L’Algérie importe la totalité de ses besoins en huiles brutes. Dans ce sens, elle en a importé 307 653 tonnes entre janvier et août 2004.

Jamais, depuis bien longtemps, l’huile de table n’avait fait parler d’elle autant que ces dernières semaines, au rythme d’une absence des étals qui, le ramadhan aidant, a vite fini par ressusciter la hantise des années pénurie. Du coup, ce produit de toute première nécessité, indispensable pour les ménages, sinon vital, s’est retrouvé, comme au bon vieux temps de la rareté, à couler et s’écouler dans les circuits de la spéculation, s’échangeant, à l’occasion, nettement au-delà de son prix réel, au moment même où le producteur privé et principal pourvoyeur du marché en huile de table qu’est Cevital affiche des réductions sur sa gamme pour le mois du ramadhan.
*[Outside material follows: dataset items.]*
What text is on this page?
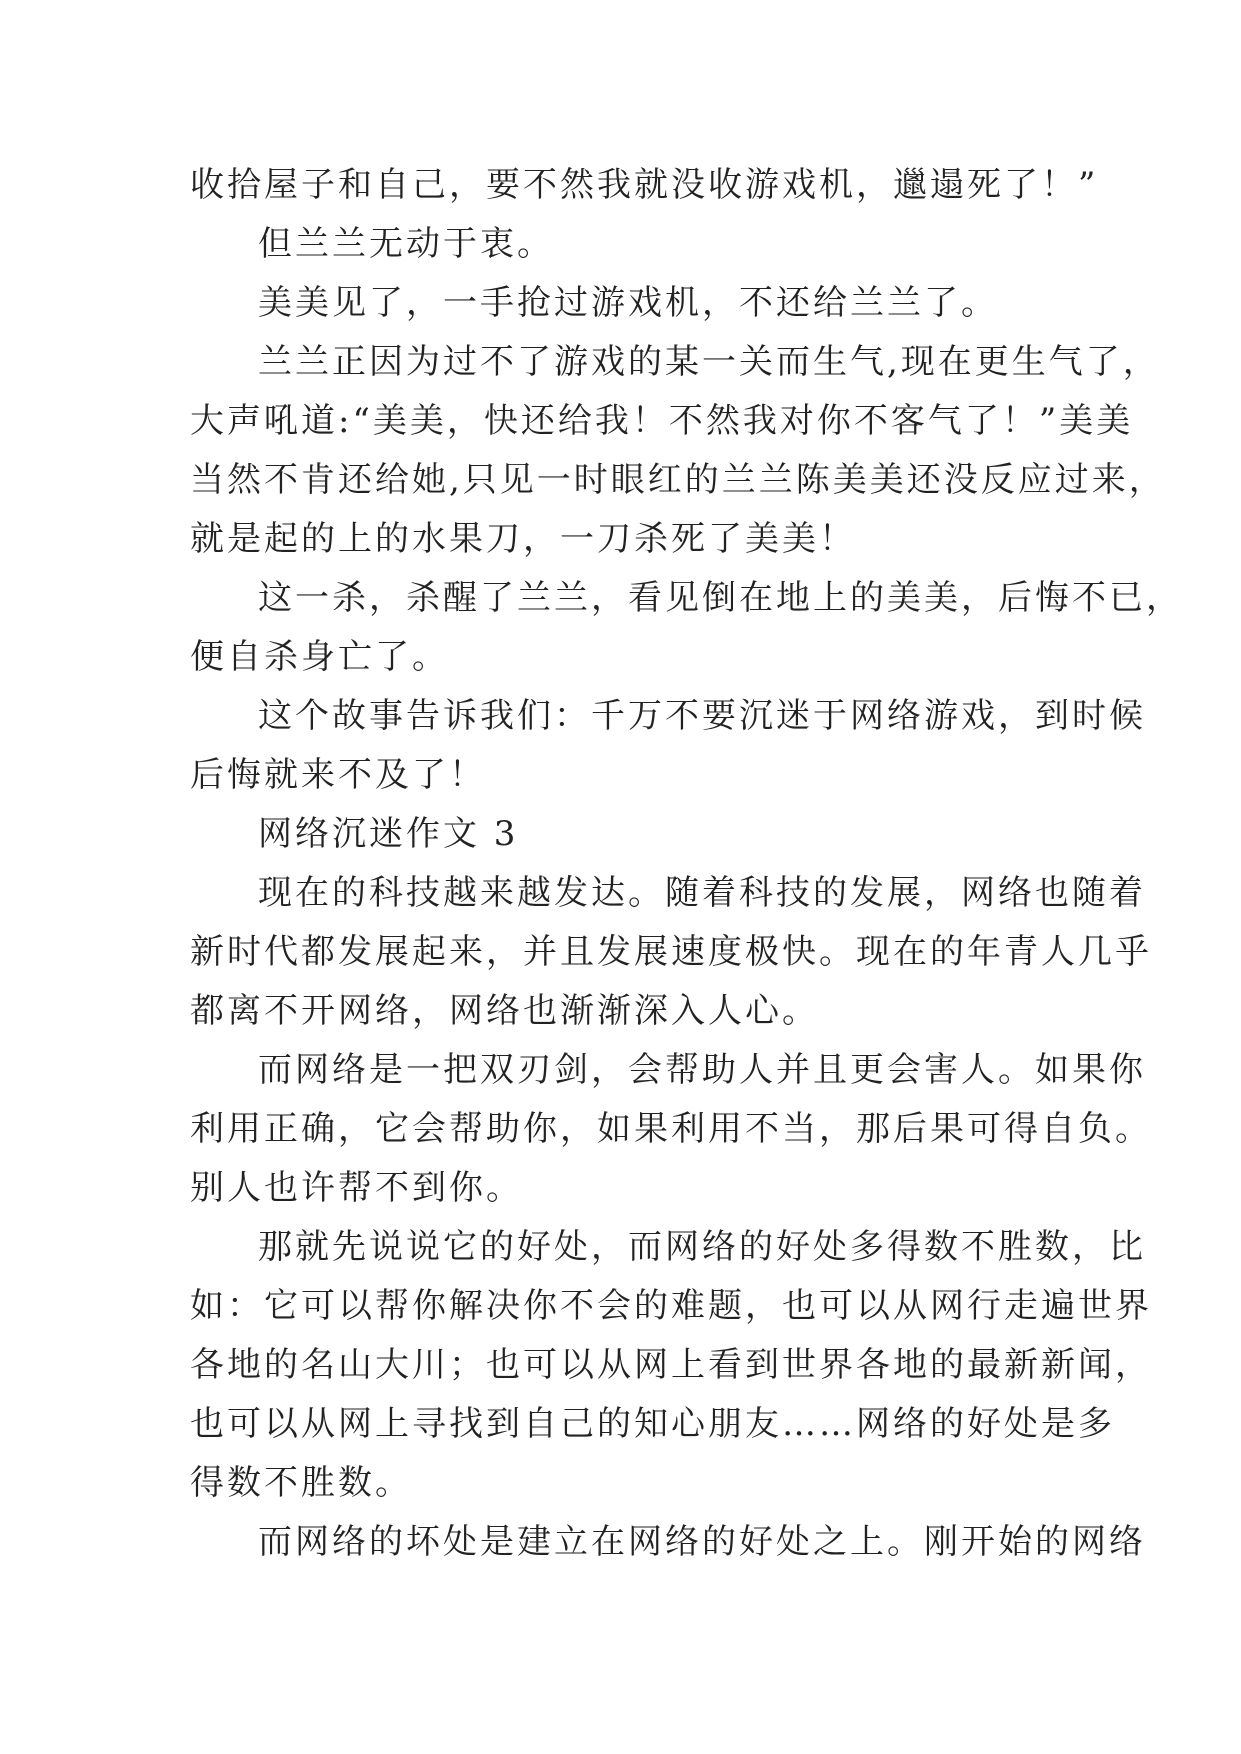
收拾屋子和自己，要不然我就没收游戏机，邋遢死了！”
但兰兰无动于衷。
美美见了，一手抢过游戏机，不还给兰兰了。
兰兰正因为过不了游戏的某一关而生气,现在更生气了，
大声吼道:“美美，快还给我！不然我对你不客气了！”美美
当然不肯还给她,只见一时眼红的兰兰陈美美还没反应过来，
就是起的上的水果刀，一刀杀死了美美！
这一杀，杀醒了兰兰，看见倒在地上的美美，后悔不已，
便自杀身亡了。
这个故事告诉我们：千万不要沉迷于网络游戏，到时候
后悔就来不及了！
网络沉迷作文 3
现在的科技越来越发达。随着科技的发展，网络也随着
新时代都发展起来，并且发展速度极快。现在的年青人几乎
都离不开网络，网络也渐渐深入人心。
而网络是一把双刃剑，会帮助人并且更会害人。如果你
利用正确，它会帮助你，如果利用不当，那后果可得自负。
别人也许帮不到你。
那就先说说它的好处，而网络的好处多得数不胜数，比
如：它可以帮你解决你不会的难题，也可以从网行走遍世界
各地的名山大川；也可以从网上看到世界各地的最新新闻，
也可以从网上寻找到自己的知心朋友……网络的好处是多
得数不胜数。
而网络的坏处是建立在网络的好处之上。刚开始的网络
Situation de paradoxe, parfois frisant le burlesque, lorsqu’on sait qu’il faut d’abord trouver le produit pour ensuite espérer le payer moins cher que d’habitude.Or, si l’huile de table se fait désirer en se convertissant soudainement en huile de « sous-table », avec en sus des promotions pratiquées dans le sens inverse sur le terrain, ce n’est absolument pas pour une question de production insuffisante, mais pour la bonne et simple raison que les spéculateurs continuent à faire leur loi en se permettant d’acheminer une bonne partie des quantités produites par le seul Cevital vers les pays voisins de l’Algérie.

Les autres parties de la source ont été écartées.